On the other hand, in emerging economies, rivers are turning pink due to chemicals, where they are not drying up altogether. Seas are changing their colour from blue to brown. Forests are making way for jungles of concrete. At the personal level, an average citizen belongs to one of the two types. There is the lucky one who spends time buying stocks, apartments, cars and cosmetics. And there is the underprivileged one who spends time with protest demonstration, criminal gangs or terror groups. Both types are disconnected from nature. As a result, politicians who want them as followers either campaign on the platform of material growth to please the lucky type or religious or tribal identity to please the underprivileged type. In the process, nature takes its revenge with glaciers melting, sea level rising, rivers disappearing, crops dying, and all these factors leading to a wider divide between the two types of the average citizen. The people in emerging economies are losing both ways. They miss the prospects of new avenues of progress as described by Robert Frenay and they also miss the prospects of health and happiness that nature offers as illustrated by Julie Catterson.

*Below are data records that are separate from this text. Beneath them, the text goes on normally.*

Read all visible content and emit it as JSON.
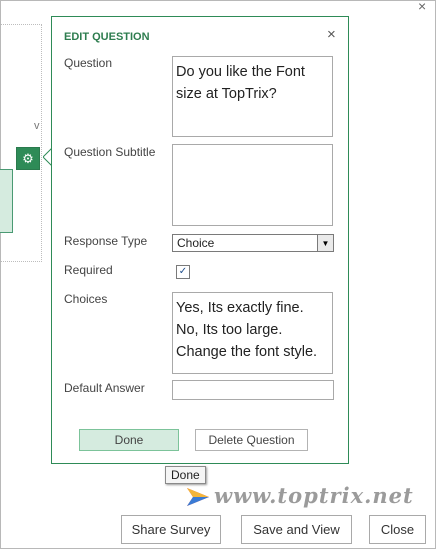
{
  "window": {
    "close_glyph": "×"
  },
  "background": {
    "letter": "v"
  },
  "dialog": {
    "title": "EDIT QUESTION",
    "close_glyph": "×",
    "fields": {
      "question_label": "Question",
      "question_value": "Do you like the Font size at TopTrix?",
      "subtitle_label": "Question Subtitle",
      "subtitle_value": "",
      "response_type_label": "Response Type",
      "response_type_value": "Choice",
      "required_label": "Required",
      "required_checked": true,
      "choices_label": "Choices",
      "choices_value": "Yes, Its exactly fine.\nNo, Its too large.\nChange the font style.",
      "default_answer_label": "Default Answer",
      "default_answer_value": ""
    },
    "buttons": {
      "done": "Done",
      "delete": "Delete Question"
    }
  },
  "tooltip": {
    "text": "Done"
  },
  "watermark": {
    "text": "www.toptrix.net"
  },
  "footer": {
    "share": "Share Survey",
    "save": "Save and View",
    "close": "Close"
  },
  "icons": {
    "gear": "gear-icon",
    "dropdown": "chevron-down-icon",
    "check": "checkmark-icon"
  },
  "colors": {
    "accent": "#2e8b57",
    "button_fill": "#d5ebdf"
  }
}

However, environmental erosion in developing countries is no relief for California and Canada, Norway and New York. Several companies from advanced economies bear direct responsibility for some of the damage to environment in developing countries – be it mines of Africa or forests of Asia. Carbon movements, wind patterns, sea currents, and atmospheric temperature do not recognise national boundaries. Neither do criminals, terrorists and refugees. The most serious threats will not spare anyone. Scientists expect the world’s fish stocks to deplete in 50 years. They also expect several glaciers, and therefore rivers, and therefore fishermen and farmers, to become extinct in 50 years. There is uncertainty about oil. Nobody predicts that the world’s oil resources will be over since the Club of Rome got it wrong once. But there is no doubt that there will be serious deficit of oil by 2050 at the current rate of consumption, unless someone invents another viable source of energy. Can anyone be happy in their cocoon in a world without fish, depleted fresh water and oil, and much reduced arable land? Can the politics of competing identities solve these problems? Or is it time for us to explore a new global philosophy of sustainable relationship between man and nature? These questions need to be addressed as much at the macro-level as at the micro-level. Since politics connects the micro to the macro, political priorities of the next decade in all parts of the world will be important. If politicians of the South and politicians of the North get it right, we can have a new world. If they get it wrong, the outcome will be unpredictable. In the past, politicians fought against politicians, and one side won. In future, if politicians neglect or confront nature, all sides will lose.